ZITATORIN: KASCHNITZ/Dein Schweigen, meine Stimme
Du entfernst dich so schnell
Dein Schweigen
Meine Stimme
Dein Ruhen
Mein Gehen
Dein Allesvorüber
Mein Immernochda
SPRECHER
Das Ende dieser glücklichen Beziehung stürzt sie in eine Krise, die auch in ihrem Werk als Zäsur zu erkennen ist. Viele Gedichte aus dieser Zeit haben den Tod, Trauer, Vergänglichkeit und Verlust zum Thema. Halt findet sie in der Familie, bei ihren Freunden, im Austausch mit Kolleg*innen. Langsam tastet sie sich ins Leben zurück. Ihr Interesse am Zeitgeschehen und an jüngster Geschichte wächst. Früher habe sie sich oft Guidos Meinung angeschlossen, berichtet Germanistin Brigitte Raitz:
O-TON (13) RAITZ
Sie hat sich erst nach seinem Tod politisch geäußert. Und dazu sagt sie: Der Liebe - das war so ihr Name für ihn - der Liebe hätte jetzt sicher den Kopf geschüttelt oder die Stirn gerunzelt.
SPRECHER
Zwischen Aufarbeitung der Nazi-Zeit, Wirtschaftswunder und Mauerbau taucht nun häufiger Gesellschaftskritik in ihren Texten auf. Sie hofft auf Veränderung und Aufbruch, wird politisch:
O-TON (14) RAITZ
Nicht nach außen, also sie tritt nicht mit Reden auf oder politischen Äußerungen wie vielleicht Walser oder Grass oder so Leute. Sie besucht zum Beispiel 1964 als eine der ganz wenigen Schriftsteller und Schriftstellerinnen den Auschwitzprozess in Frankfurt und macht Notizen darüber. Und sie hat in Frankfurt (lacht) mit großer Sympathie den Häuserkampf der Studenten verfolgt. Ist wohl auch bei manchen Demonstrationen mitgelaufen und sie hat auch später immer vor ihrem Angst vor Atomschlag, vor der Umweltzerstörung gesprochen.
SPRECHER
Viele ihrer Texte sind zeitlos. Und doch sind die Romane und Essays, Kurzgeschichten und Gedichte jüngeren Leser*innen heute kaum noch bekannt.

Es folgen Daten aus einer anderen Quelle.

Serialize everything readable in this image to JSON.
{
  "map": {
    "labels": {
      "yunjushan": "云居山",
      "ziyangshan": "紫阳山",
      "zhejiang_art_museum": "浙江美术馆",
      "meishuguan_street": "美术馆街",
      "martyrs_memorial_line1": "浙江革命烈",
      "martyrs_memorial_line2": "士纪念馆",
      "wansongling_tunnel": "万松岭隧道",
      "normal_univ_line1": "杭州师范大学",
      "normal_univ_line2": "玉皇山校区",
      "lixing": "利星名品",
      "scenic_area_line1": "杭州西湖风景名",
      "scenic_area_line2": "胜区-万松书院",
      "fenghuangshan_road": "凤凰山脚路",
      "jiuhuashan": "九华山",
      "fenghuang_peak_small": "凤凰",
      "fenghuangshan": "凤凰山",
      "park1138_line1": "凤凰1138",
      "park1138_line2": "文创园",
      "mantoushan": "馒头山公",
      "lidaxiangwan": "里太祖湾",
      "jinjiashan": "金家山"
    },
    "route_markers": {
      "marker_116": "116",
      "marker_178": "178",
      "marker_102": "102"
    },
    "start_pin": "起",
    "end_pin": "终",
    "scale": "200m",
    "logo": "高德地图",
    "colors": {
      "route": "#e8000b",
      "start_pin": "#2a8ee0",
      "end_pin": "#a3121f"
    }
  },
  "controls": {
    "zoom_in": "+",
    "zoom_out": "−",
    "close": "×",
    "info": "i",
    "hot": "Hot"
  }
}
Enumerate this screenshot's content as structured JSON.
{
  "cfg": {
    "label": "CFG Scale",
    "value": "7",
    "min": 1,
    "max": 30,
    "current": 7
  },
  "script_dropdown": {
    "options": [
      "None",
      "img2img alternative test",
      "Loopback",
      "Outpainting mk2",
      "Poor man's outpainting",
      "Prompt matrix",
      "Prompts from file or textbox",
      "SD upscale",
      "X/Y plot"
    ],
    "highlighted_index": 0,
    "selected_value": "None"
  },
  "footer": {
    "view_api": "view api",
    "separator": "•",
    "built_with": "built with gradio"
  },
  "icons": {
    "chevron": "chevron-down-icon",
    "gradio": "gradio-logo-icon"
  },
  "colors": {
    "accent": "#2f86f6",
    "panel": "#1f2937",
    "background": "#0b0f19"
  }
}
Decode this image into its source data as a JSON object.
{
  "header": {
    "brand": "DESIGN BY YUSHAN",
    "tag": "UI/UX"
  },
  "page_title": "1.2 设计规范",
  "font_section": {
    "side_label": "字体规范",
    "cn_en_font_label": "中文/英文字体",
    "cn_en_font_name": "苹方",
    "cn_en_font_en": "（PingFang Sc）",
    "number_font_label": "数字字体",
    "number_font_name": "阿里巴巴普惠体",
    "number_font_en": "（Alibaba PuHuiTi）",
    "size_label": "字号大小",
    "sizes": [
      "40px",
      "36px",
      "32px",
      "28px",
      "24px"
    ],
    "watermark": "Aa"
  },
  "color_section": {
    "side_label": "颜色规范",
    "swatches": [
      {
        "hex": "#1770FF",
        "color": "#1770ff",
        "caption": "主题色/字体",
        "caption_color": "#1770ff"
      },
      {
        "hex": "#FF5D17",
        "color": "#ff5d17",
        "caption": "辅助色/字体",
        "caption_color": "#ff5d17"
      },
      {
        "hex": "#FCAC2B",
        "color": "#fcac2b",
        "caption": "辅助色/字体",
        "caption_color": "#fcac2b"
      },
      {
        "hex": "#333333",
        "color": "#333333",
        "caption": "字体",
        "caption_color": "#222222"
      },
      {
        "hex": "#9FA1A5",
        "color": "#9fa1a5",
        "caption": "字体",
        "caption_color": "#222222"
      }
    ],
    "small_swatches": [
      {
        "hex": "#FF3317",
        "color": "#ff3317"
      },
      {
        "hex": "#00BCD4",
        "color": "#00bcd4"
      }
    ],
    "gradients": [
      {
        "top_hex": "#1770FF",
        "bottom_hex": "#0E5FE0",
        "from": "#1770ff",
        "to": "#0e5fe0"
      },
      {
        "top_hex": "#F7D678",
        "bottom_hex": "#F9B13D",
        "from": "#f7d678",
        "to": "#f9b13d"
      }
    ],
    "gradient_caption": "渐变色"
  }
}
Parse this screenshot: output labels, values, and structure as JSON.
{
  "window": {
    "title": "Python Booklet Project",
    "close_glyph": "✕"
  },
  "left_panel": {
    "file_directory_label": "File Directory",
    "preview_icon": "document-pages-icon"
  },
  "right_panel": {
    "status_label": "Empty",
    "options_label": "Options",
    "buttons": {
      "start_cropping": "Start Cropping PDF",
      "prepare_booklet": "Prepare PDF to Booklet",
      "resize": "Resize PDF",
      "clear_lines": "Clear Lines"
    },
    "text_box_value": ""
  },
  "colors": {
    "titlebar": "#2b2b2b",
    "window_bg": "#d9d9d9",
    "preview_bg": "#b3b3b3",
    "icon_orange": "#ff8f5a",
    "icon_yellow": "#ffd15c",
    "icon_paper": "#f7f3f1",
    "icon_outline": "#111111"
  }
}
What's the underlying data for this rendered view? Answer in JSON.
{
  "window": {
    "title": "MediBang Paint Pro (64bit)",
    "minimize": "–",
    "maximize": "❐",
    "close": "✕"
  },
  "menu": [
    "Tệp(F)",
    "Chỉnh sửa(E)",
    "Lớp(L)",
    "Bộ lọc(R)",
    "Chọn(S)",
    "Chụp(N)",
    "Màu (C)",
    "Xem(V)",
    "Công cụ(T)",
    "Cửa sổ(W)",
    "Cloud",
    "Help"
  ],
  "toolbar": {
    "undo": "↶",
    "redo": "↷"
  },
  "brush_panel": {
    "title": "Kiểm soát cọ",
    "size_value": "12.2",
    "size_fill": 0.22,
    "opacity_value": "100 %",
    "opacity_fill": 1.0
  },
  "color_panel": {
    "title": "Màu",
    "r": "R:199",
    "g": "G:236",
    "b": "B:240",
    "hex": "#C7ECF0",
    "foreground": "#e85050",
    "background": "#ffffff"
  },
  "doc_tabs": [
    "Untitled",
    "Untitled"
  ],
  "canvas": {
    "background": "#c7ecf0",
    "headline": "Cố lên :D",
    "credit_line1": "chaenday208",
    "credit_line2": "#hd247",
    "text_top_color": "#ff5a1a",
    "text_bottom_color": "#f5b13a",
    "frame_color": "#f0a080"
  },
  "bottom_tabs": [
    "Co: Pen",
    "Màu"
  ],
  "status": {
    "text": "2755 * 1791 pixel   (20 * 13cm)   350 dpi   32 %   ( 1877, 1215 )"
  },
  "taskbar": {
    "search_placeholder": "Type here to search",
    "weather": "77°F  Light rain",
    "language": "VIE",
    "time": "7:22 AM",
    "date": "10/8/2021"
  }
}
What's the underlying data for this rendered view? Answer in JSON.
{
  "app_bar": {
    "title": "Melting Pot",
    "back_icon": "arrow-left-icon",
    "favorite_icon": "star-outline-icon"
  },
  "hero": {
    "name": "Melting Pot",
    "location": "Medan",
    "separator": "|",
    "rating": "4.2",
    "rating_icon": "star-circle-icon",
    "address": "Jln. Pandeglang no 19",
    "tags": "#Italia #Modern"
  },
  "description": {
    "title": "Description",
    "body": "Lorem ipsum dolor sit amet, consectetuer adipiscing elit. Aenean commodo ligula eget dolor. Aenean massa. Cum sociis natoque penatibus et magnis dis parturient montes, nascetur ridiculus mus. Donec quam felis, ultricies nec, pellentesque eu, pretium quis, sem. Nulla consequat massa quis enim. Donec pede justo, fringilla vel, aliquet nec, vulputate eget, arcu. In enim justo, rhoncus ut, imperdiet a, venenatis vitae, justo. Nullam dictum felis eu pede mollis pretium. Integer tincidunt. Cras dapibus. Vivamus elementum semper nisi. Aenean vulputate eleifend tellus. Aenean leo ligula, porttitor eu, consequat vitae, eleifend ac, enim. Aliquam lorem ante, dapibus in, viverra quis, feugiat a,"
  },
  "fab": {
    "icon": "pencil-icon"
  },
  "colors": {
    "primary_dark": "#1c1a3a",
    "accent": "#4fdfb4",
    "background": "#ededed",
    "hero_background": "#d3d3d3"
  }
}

Gefragt, in welcher literarischen Form sie sich selbst am deutlichsten verwirklichen könne, antwortet Marie Luise Kaschnitz:
O-TON (15) Kaschnitz/Interview Bienek, 1961
Ich glaube, im Gedicht. Ich will aber noch mehr und anderes sagen, als sich im Gedicht ausdrücken lässt. Die Kritik hat mich die längste Zeit nur als Lyrikerin gesehen. Tatsächlich setze ich mich mit Vorliebe zwischen alle Stühle insofern, als man meine Gedichte episch, meine Prosa lyrisch und meine dramatischen Versuche sowohl episch wie lyrisch nennt.
SPRECHER
Im Herbst 1974 soll Marie Luise Kaschnitz die Frankfurter Buchmesse mit einem Vortrag eröffnen. Der Titel: Rettung durch Phantasie, ein Plädoyer für die Lyrik. Dazu kommt es nicht mehr. Sie stirbt nach einem Badeunfall am 10. Oktober in Rom ((- in ihren Notizheften noch viele unverarbeitete Ideen)).